Entre 1998 et 2009, les espaces urbains ont augmenté au rythme de 1 800 ha/an. Les espaces agricoles ont, eux, diminué de 2 500 ha/an tandis que les espaces naturels ont crû de 700 ha/an en particulier les espaces boisés (+ 16 %).

L’extension des espaces artificialisés concerne la quasi-totalité des types de surface. Ainsi, au cours de la dernière décennie, on estime que les surfaces dévolues exclusivement aux activités économiques ont augmenté de + 15 %, celles liées à l’habitat de + 8 %.
L’évolution de la consommation foncière des infrastructures, de l’urbain non bâti et de l’urbain mixte n’est pas mesurée. On estime que leur contribution à l’artificialisation demeure constante dans le temps 1.

Une analyse détaillée montre que la Surface Toujours en Herbe (STH), principalement liée aux élevages en milieux bocagers, a fortement diminué depuis 1990 (moins 23 % entre 1989 et 2010 alors que la SAU a perdu 7 %).
Le foncier d’entreprise et les zones d’activités augmentent d’environ 300 ha/an sur la période 2000-2010.

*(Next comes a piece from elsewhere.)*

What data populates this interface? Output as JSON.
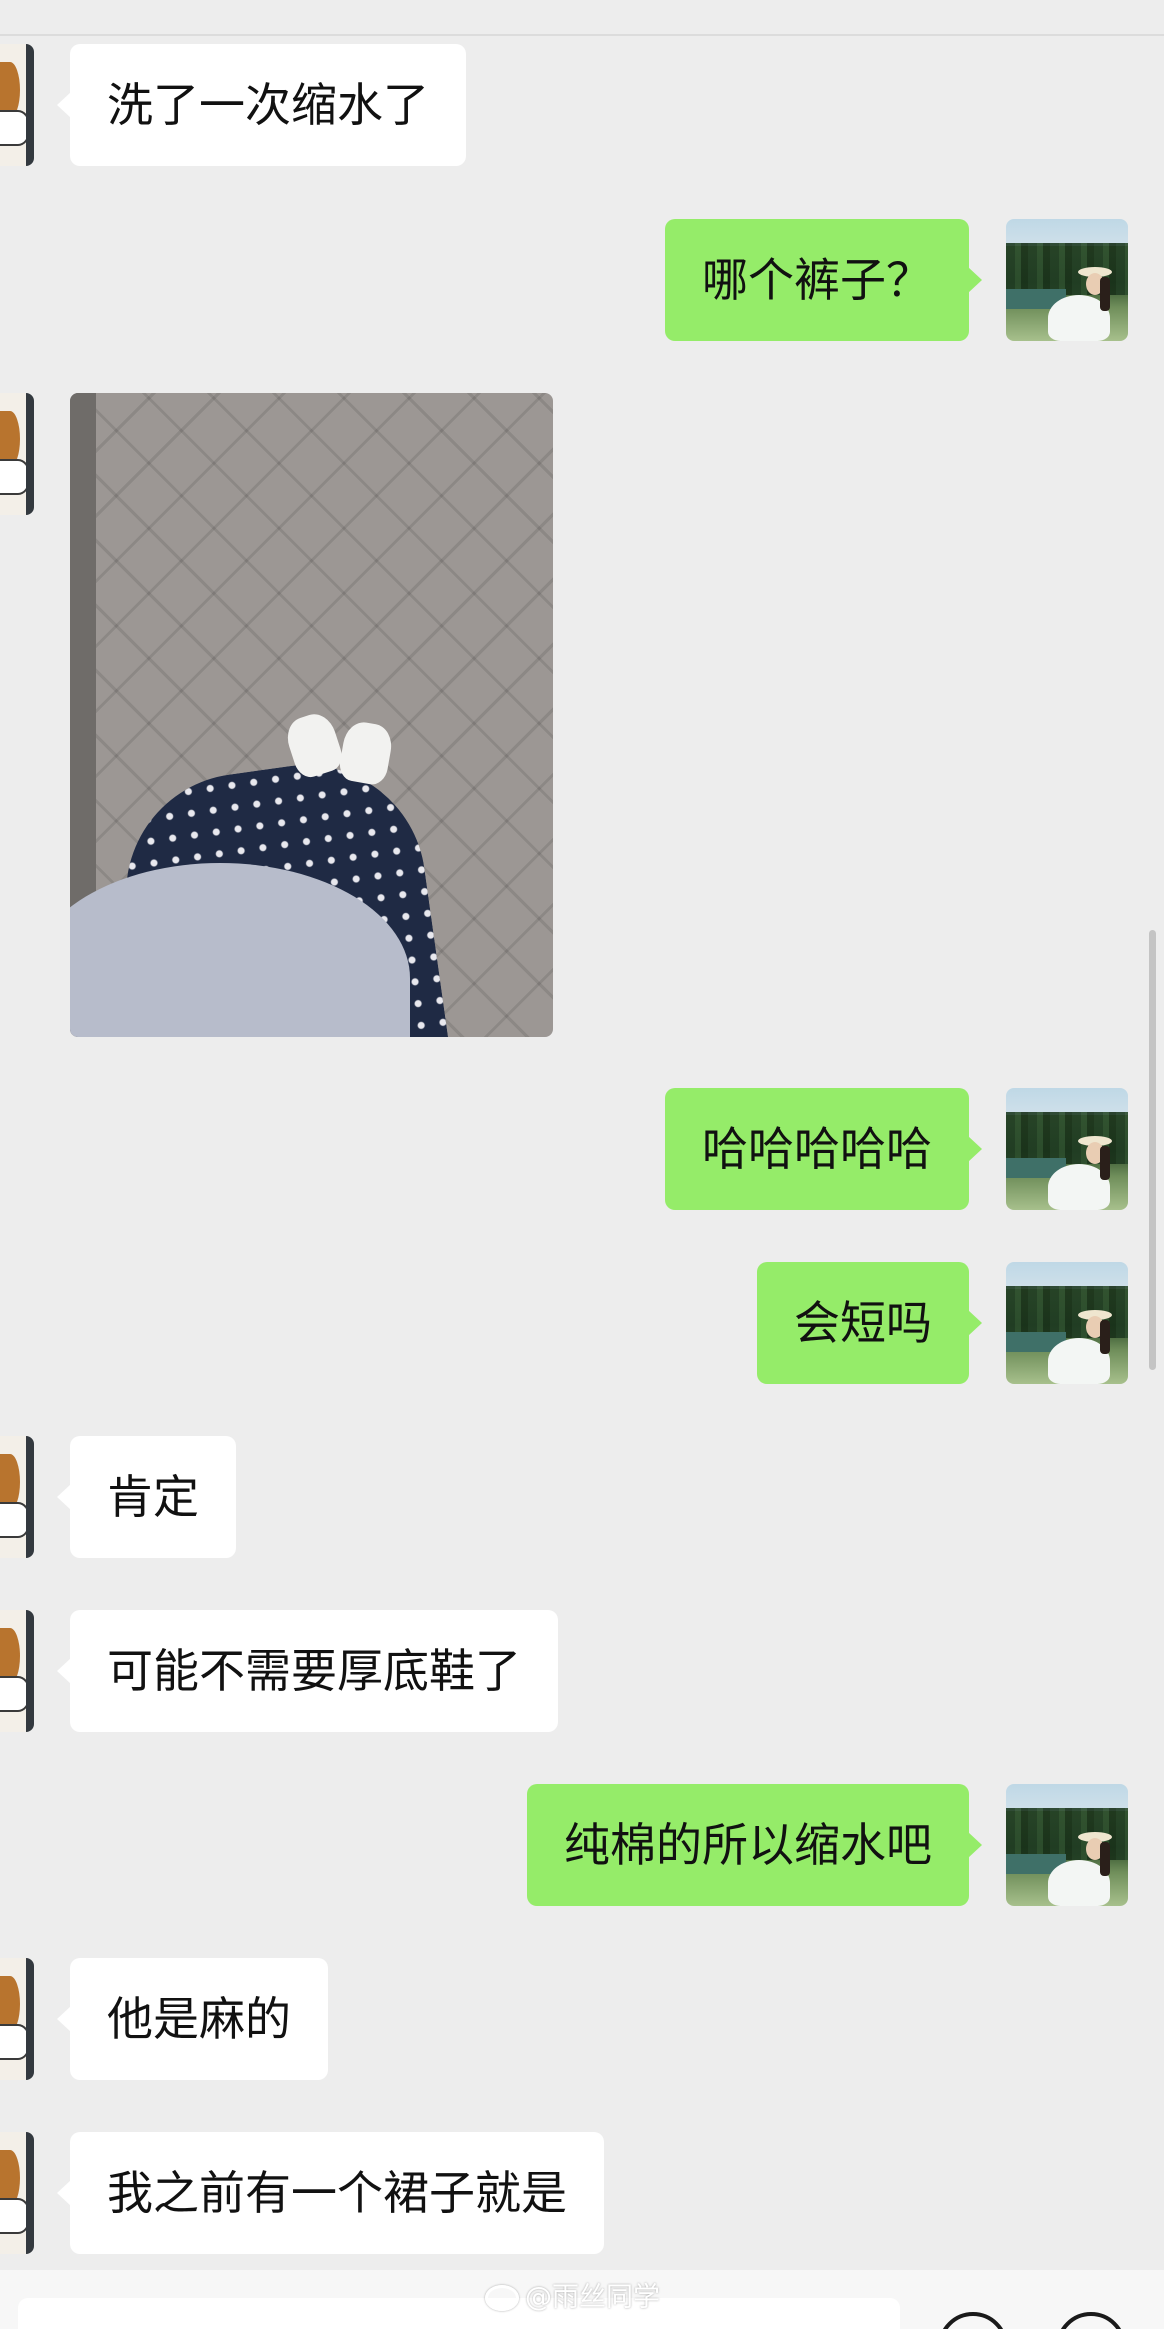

La population régionale n’augmente que légèrement chaque année (+ 0,1 % par an en moyenne de 2006 à 2012, Source : INSEE). Cela n’explique donc pas l’augmentation des surfaces artificialisées par l’habitat (voir illustrations ci-contre). Cette augmentation, essentiellement péri-urbaine, est due notamment :
- À la forte croissance du nombre de ménages induite par des changements de modes de vie (voir explications dans le chapitre « Ménages et société civile » et dans le chapitre « Bâtiments et construction) » ;
- À la croissance du nombre d’emplois de service nécessitant des bureaux ;
- Aux activités économiques commerciales et logistiques très consommatrices d’espaces ;
- Aux prix élevés, à la faible disponibilité du foncier dans les villes et inversement à leur plus grande disponibilité dans les campagnes.